そうなってしまったのは、子供のころから努力の仕方を教えてくれる人物が家庭にいないからだ。
記事の中の男性も海兵隊に入ることでヒルビリーの因習から脱出した。
海兵隊とは、陸軍よりも先に、危険な場所へ放り込まれる可能性がある、ダーティーワーク専門の歩兵部隊である。つまりヒルビリーからの脱出は命懸けなのである。
ヒルビリーが、殺伐とした荒野から脱出するためにアメリカ軍に入隊して、それから向かう先には、今まで何の接点もない、聞いたことも、見たことも、考えたこともない、親しみもないが、怨みもない、「イスラム」という異次元の、しかし、なぜか、銃や暴力への接し方、土地の荒れ方、政府への考え方、家族の在り方、一族や血統への忠誠が、どことなく彼らヒルビリーと似ている野蛮人との殺し合いなのである。
復古主義を唱えるアフガニスタンやイラクのイスラム原理主義者たちは、
近代以前という意味では、腹違いの兄弟なのだ。
映画「ウィンターズ・ボーン」の少女も、貧困と絶望から脱出するために軍隊へ志願しようとするが、こっちは両親が行方不明と無能力で、軍隊志願に必要な親の承諾書すら作れない。
最終的に、少女が家を失わないためにできる最後の手段は、「生死を問わず」父親を探し出すことだ。たとえ「父親の一部」であっても、警察に持って行って、出頭の意思があったこと(出来なかった理由)を証明して、保釈金をチャラにするしかない。
ヒルビリーの支持するドナルド・トランプは、ニューヨーク生まれのニューヨーク育ちの大金持ち。ヒルビリーとは似ても似つかない人生である。
お祖父さんはドイツ移民だったらしいが、宗教が長老派なんで、スコットランドの血は引いてるかもしれない。そこはかろうじて共通点だ。
ヒラリー・クリントンは五大湖シカゴの中産階級生まれ。宗教はプロテスタントでも、カルヴァン派ではないアルミニウス主義のメソジスト。こっちもヒルビリーからはほど遠い。
しかし、興味深いのは、彼女の旦那だ。
ビル・クリントン元大統領は南部アーカンソー州生まれ。ヒルビリーの住むオザーク高原の南隣りだ。厳密にはヒルビリーのテリトリーではないが、貧乏白人の多い地域である。

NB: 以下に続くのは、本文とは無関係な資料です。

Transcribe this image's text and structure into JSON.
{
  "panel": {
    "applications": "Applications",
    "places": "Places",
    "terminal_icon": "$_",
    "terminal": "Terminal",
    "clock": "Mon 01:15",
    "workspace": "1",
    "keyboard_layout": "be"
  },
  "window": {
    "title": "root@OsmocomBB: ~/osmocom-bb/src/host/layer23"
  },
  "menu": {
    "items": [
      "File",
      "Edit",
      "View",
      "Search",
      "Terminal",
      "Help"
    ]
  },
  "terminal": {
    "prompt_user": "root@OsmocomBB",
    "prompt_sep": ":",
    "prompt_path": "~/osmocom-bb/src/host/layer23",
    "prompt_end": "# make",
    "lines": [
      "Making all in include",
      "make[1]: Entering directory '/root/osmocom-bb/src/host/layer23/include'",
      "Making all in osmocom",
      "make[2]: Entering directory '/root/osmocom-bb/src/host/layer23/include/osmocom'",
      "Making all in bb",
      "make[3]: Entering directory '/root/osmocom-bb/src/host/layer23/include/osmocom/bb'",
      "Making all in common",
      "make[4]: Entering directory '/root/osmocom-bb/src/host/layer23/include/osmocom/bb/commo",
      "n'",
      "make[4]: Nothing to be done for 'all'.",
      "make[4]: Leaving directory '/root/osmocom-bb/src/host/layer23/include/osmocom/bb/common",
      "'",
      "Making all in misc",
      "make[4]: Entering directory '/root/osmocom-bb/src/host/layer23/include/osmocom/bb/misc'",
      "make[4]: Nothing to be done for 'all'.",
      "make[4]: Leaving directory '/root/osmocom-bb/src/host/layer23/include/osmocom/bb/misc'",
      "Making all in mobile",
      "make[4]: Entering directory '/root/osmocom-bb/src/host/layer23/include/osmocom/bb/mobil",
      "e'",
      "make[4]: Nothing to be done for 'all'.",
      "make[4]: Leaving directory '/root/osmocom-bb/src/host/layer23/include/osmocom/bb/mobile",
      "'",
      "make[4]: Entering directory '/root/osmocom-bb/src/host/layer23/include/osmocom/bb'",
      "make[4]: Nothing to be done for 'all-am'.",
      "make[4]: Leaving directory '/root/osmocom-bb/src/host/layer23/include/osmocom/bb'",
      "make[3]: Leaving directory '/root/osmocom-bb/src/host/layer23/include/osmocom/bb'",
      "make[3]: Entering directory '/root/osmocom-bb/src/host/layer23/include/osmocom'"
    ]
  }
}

ヒルビリーの住むオザークは山奥すぎて黒人はほとんどいないらしいが、ビルの生まれた地域は南部らしく黒人も多い。そしてビルが政治家として成功したのも、黒人から圧倒的支持を受けたからだ。彼は白人ながら、黒人と共生して育ち、黒人をよく理解し、終始一貫して黒人の味方だったのだ。
同じニューズウィークにこういう記事があった。
ビル・クリントンの人種観と複雑な幼少期の家庭環境 | ワールド | 最新記事 | ニューズウィーク日本版 オフィシャルサイト
クリントンが大統領に就任した1993年にノーベル文学賞を受賞した、現代アメリカを代表する黒人女性作家トニ・モリスンがクリントンを「アメリカ史上初の黒人大統領」と表現したことはアメリカで広く知られている。人種分離が残っていた南部アーカンソー州で、幼少期に黒人と親しく交わった経験がクリントンの人種観に影響を与え、大統領就任後には黒人からの根強い支持を獲得することにつながったと見る者は多い。
こんなエピソードがある。アーカンソー州議員も務めた黒人法律家リチャード・メイズは、あるとき若い黒人女性が主催するパーティに招かれた。そこで、当時32歳で州司法長官だったクリントンを偶然見かけた。白人の招待客はクリントン1人だったが、ぎこちない様子などもなく、ほかの黒人の来客と普段通り談笑していた。メイズはクリントンの自然な振る舞いに感心したという。
同じアーカンソーなのに、同じ貧乏人なのに、同じ白人なのに、山地に生まれたか、平原に生まれたか、で考え方も政治思想も全く違ったのである。
因縁か、偶然か、彼の名前も、ビル=ウィリアム=ビリーである。